Today is my last first day of being a school parent. Yes, I have two older college students but being a college parent is not the same as being the parent of a child still at home. Since my oldest child’s entry into kindergarten, I have sent at least one child off to school for the first day of classes. It began with walking our oldest child with younger siblings in tow to the kindergarten bus stop, then walking all three of my children to our neighborhood elementary school, to occasional runs to middle school bus stops, and finally, carpools and drives to their private high school. As I sat in line at the school entrance today, I felt like a visitor to a familiar yet strange land.
I have been driving to this school for the past seven years. It should feel like second nature and in some ways it does but knowing that this year is my last as a school parent made it feel different. I thought back to my first year as a parent there and how new and exciting it was. It was my family’s first experience with private school and uniforms and carpools. Everything was in front of my children and our high school was the center of our lives and schedules. With my youngest, it is the end of our experience here. With two children already in college, our world has expanded. We live in different places now with our own separate schedules.

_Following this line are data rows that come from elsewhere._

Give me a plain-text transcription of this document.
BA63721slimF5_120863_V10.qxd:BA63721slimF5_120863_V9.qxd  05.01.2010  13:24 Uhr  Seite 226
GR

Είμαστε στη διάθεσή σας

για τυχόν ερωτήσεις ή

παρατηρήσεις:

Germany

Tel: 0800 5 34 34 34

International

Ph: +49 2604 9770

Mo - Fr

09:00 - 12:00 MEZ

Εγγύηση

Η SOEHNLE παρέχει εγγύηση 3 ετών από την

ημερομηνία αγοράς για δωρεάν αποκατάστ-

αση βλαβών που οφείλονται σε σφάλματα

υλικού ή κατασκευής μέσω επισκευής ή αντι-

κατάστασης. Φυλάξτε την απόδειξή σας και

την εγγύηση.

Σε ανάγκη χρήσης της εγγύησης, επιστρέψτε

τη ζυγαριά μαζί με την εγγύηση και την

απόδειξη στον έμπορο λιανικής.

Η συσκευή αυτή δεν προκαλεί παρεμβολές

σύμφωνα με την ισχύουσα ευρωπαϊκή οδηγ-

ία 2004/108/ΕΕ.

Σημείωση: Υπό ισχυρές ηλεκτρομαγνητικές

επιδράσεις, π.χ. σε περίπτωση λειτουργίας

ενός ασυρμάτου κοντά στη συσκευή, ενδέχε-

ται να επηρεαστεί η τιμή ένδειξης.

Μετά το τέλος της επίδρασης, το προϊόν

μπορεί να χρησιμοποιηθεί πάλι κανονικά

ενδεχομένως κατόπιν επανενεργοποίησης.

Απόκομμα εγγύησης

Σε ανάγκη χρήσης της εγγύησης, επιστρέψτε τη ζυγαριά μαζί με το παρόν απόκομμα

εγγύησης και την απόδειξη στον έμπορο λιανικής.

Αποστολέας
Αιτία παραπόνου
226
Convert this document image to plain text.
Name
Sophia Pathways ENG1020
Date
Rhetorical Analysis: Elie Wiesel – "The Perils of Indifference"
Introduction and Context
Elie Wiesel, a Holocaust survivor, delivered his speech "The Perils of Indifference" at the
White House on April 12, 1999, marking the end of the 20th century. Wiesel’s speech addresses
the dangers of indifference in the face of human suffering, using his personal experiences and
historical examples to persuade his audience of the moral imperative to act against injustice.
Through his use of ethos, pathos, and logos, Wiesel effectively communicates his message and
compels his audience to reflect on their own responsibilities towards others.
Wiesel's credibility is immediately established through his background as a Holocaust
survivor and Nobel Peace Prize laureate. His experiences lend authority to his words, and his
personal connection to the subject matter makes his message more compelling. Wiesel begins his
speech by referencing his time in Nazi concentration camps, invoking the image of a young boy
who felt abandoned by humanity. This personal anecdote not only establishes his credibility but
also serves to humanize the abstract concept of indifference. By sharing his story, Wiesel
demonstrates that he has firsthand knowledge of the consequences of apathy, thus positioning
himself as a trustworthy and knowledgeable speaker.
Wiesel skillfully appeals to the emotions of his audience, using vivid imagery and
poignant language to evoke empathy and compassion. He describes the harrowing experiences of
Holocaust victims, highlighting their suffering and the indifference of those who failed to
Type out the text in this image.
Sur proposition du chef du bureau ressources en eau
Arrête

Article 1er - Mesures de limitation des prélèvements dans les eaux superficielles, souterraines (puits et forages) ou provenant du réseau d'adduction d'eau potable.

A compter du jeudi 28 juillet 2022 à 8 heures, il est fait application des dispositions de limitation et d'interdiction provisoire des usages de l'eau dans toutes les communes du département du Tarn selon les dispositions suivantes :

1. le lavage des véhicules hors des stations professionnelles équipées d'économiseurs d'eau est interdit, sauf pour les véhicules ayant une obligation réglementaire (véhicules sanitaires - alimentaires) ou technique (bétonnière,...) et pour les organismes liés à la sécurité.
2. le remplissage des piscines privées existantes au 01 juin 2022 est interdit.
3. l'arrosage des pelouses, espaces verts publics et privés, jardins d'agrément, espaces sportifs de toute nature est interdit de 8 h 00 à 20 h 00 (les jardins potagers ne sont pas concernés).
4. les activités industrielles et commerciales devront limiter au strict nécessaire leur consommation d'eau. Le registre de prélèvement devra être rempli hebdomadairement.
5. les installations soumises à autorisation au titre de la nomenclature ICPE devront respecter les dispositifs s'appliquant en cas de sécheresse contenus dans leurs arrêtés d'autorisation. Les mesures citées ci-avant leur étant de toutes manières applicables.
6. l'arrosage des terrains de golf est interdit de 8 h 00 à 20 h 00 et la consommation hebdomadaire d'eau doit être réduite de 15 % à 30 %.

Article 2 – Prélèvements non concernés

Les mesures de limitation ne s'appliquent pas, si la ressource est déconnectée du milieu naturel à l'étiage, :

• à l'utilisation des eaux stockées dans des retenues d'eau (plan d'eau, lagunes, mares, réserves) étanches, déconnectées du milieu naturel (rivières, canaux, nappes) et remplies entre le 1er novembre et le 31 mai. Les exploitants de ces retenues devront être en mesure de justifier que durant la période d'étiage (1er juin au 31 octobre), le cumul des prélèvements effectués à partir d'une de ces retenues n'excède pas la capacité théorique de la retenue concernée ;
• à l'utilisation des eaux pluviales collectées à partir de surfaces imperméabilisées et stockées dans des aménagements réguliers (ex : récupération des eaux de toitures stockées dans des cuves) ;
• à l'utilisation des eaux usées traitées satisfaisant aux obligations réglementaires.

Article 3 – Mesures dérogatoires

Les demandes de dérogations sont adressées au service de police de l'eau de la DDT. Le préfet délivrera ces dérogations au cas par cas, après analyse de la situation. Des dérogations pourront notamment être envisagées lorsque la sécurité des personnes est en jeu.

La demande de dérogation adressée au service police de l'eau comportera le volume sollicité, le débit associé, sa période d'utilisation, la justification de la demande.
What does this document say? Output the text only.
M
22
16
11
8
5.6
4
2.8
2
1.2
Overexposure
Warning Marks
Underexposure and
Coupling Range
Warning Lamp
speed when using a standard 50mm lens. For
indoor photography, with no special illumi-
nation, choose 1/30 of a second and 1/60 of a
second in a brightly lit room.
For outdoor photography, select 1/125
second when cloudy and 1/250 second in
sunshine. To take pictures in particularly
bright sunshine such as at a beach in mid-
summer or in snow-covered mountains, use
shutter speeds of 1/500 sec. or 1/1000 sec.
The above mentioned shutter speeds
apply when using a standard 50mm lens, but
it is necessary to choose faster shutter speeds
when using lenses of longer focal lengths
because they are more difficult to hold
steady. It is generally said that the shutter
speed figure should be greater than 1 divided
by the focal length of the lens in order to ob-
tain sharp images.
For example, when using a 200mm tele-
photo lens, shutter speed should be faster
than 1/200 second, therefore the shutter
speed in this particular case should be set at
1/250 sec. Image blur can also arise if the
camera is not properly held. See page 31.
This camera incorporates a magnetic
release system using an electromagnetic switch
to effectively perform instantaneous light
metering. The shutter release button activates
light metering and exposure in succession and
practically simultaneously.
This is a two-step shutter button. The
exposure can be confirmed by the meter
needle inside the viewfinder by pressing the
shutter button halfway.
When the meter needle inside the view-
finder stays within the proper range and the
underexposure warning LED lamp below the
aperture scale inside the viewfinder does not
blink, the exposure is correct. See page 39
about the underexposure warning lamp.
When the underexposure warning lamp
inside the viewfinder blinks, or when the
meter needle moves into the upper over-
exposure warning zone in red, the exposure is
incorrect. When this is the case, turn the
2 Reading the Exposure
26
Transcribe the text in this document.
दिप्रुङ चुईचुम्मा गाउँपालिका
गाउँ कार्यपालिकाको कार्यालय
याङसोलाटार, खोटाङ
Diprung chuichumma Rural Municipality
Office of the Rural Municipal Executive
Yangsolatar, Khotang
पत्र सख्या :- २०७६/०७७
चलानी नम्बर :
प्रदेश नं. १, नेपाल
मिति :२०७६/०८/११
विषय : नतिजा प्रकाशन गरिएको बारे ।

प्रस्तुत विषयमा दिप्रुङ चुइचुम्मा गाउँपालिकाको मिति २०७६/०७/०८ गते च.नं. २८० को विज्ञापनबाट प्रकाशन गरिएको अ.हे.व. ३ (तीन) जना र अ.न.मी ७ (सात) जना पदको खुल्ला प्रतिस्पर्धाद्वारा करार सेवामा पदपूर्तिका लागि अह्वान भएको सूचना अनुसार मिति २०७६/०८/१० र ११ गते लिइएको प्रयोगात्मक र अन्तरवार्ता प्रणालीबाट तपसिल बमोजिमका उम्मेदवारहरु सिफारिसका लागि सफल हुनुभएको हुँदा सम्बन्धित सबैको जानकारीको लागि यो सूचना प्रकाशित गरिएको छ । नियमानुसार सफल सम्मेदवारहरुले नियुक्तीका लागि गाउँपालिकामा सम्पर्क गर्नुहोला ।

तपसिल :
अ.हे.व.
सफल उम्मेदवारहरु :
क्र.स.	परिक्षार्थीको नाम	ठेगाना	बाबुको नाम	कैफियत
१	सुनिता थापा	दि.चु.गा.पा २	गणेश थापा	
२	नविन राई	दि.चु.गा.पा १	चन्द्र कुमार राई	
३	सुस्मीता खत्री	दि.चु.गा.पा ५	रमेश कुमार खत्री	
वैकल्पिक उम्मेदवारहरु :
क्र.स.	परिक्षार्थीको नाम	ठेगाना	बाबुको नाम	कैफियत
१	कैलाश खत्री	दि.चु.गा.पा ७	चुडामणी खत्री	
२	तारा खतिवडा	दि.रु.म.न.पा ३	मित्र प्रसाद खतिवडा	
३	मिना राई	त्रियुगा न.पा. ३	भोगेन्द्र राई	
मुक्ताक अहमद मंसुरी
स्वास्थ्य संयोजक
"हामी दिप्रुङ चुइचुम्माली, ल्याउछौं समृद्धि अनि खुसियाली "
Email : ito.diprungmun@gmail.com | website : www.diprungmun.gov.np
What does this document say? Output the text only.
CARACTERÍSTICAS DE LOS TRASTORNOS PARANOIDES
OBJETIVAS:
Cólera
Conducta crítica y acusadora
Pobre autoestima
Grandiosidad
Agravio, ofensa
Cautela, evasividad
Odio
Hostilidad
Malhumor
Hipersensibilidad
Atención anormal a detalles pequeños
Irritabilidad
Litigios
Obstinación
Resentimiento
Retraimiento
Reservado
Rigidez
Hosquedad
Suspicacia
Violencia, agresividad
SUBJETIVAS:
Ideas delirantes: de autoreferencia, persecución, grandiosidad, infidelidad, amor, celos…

Friends in the thick of raising children have remarked that today is a sad milestone for me but to me it is not. As much as I love my children and have enjoyed being a part of their school community, I look forward to this next stage of life. I will enjoy all the “last firsts” of senior year and I will feel happy and proud to see my younger son walk across the altar at graduation mass in May. Maybe next year at this time, I will feel sentimental about not having to make sure a tired teen is up, uniforms are clean, school supplies are bought, and summer math packets have been completed. Or, maybe not. Maybe I will be smiling at my friends and family members’ photos of their children’s first day back and thinking it is now my own new first day.